Channelpedia

PubMed 23099443


Referenced in: Kv1.3

Automatically associated channels: Kv1.3 , Kv1.5



Title: Specific Kv1.3 blockade modulates key cholesterol-metabolism-associated molecules in human macrophages exposed to ox-LDL.

Authors: Yong Yang, Yan-Fu Wang, Xiao-Fang Yang, Zhao-Hui Wang, Yi-Tian Lian, Ying Yang, Xiao-Wei Li, Xiang Gao, Jian Chen, Yan-Wen Shu, Long-xian Cheng, Yu-hua Liao, Kun Liu

Journal, date & volume: J. Lipid Res., 2013 Jan , 54, 34-43

PubMed link: http://www.ncbi.nlm.nih.gov/pubmed/23099443


Abstract
Cholesterol-metabolism-associated molecules, including scavenger receptor class A (SR-A), lectin-like oxidized low-density lipoprotein receptor-1 (LOX-1), CD36, ACAT1, ABCA1, ABCG1, and scavenger receptor class B type I, can modulate cholesterol metabolism in the transformation from macrophages to foam cells. Voltage-gated potassium channel Kv1.3 has increasingly been demonstrated to play an important role in the modulation of macrophage function. Here, we investigate the role of Kv1.3 in modulating cholesterol-metabolism-associated molecules in human acute monocytic leukemia cell-derived macrophages (THP-1 macrophages) and human monocyte-derived macrophages exposed to oxidized LDL (ox-LDL). Human Kv1.3 and Kv1.5 channels (hKv1.3 and hKv1.5) are expressed in macrophages and form a heteromultimeric channel.
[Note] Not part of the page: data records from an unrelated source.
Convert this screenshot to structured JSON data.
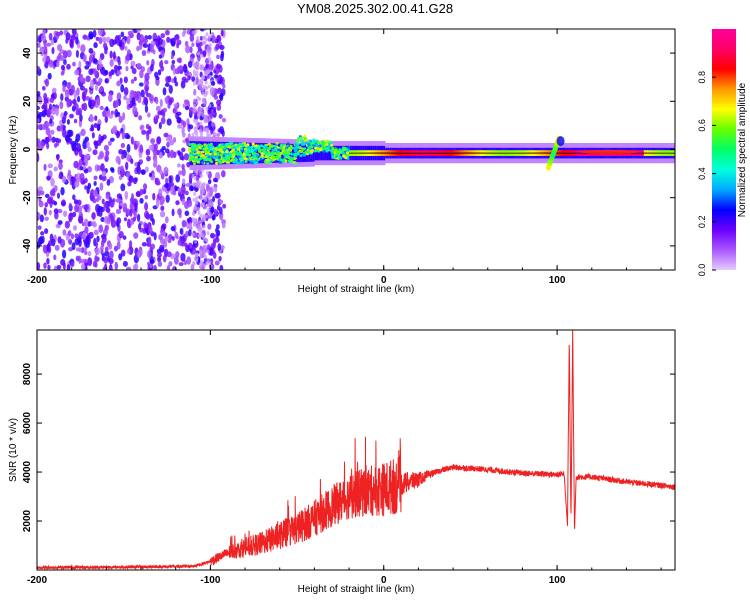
{
  "title": "YM08.2025.302.00.41.G28",
  "chart_data": [
    {
      "type": "heatmap",
      "xlabel": "Height of straight line (km)",
      "ylabel": "Frequency (Hz)",
      "xlim": [
        -200,
        168
      ],
      "ylim": [
        -50,
        50
      ],
      "xticks": [
        -200,
        -100,
        0,
        100
      ],
      "yticks": [
        -40,
        -20,
        0,
        20,
        40
      ],
      "colorbar": {
        "label": "Normalized spectral amplitude",
        "range": [
          0,
          1
        ],
        "ticks": [
          0.0,
          0.2,
          0.4,
          0.6,
          0.8
        ],
        "colors": [
          "#e6ccff",
          "#aa55ff",
          "#6a00ff",
          "#0000ff",
          "#00aaff",
          "#00ffdd",
          "#00ff66",
          "#66ff00",
          "#ffff00",
          "#ff9900",
          "#ff0000",
          "#ff0066",
          "#ff0099"
        ]
      },
      "features": {
        "noise_region_x": [
          -200,
          -100
        ],
        "signal_line_start_x": -110,
        "signal_line_freq": -1.5,
        "disturbance_x": 100
      }
    },
    {
      "type": "line",
      "xlabel": "Height of straight line (km)",
      "ylabel": "SNR (10 * v/v)",
      "xlim": [
        -200,
        168
      ],
      "ylim": [
        0,
        9800
      ],
      "xticks": [
        -200,
        -100,
        0,
        100
      ],
      "yticks": [
        2000,
        4000,
        6000,
        8000
      ],
      "color": "#ee2222",
      "series": [
        {
          "profile": [
            [
              -200,
              100
            ],
            [
              -150,
              120
            ],
            [
              -110,
              150
            ],
            [
              -100,
              350
            ],
            [
              -90,
              700
            ],
            [
              -80,
              900
            ],
            [
              -70,
              1100
            ],
            [
              -60,
              1400
            ],
            [
              -50,
              1700
            ],
            [
              -40,
              2100
            ],
            [
              -30,
              2600
            ],
            [
              -20,
              3000
            ],
            [
              -10,
              3200
            ],
            [
              0,
              3300
            ],
            [
              10,
              3500
            ],
            [
              20,
              3700
            ],
            [
              30,
              4000
            ],
            [
              40,
              4200
            ],
            [
              60,
              4100
            ],
            [
              80,
              3950
            ],
            [
              100,
              3900
            ],
            [
              104,
              3950
            ],
            [
              106,
              1800
            ],
            [
              107,
              9500
            ],
            [
              108,
              2000
            ],
            [
              109,
              9900
            ],
            [
              110,
              1500
            ],
            [
              111,
              3800
            ],
            [
              120,
              3800
            ],
            [
              140,
              3600
            ],
            [
              168,
              3400
            ]
          ]
        }
      ]
    }
  ]
}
The hKv1.3-E314 antibody that we had generated as a specific hKv1.3 blocker inhibited outward delayed rectifier potassium currents, whereas the hKv1.5-E313 antibody that we had generated as a specific hKv1.5 blocker failed. Accordingly, the hKv1.3-E314 antibody reduced percentage of cholesterol ester and enhanced apoA-I-mediated cholesterol efflux in THP-1 macrophages and human monocyte-derived macrophages exposed to ox-LDL. The hKv1.3-E314 antibody downregulated SR-A, LOX-1, and ACAT1 expression and upregulated ABCA1 expression in THP-1 macrophages and human monocyte-derived macrophages. Our results reveal that specific Kv1.3 blockade represents a novel strategy modulating cholesterol metabolism in macrophages, which benefits the treatment of atherosclerotic lesions.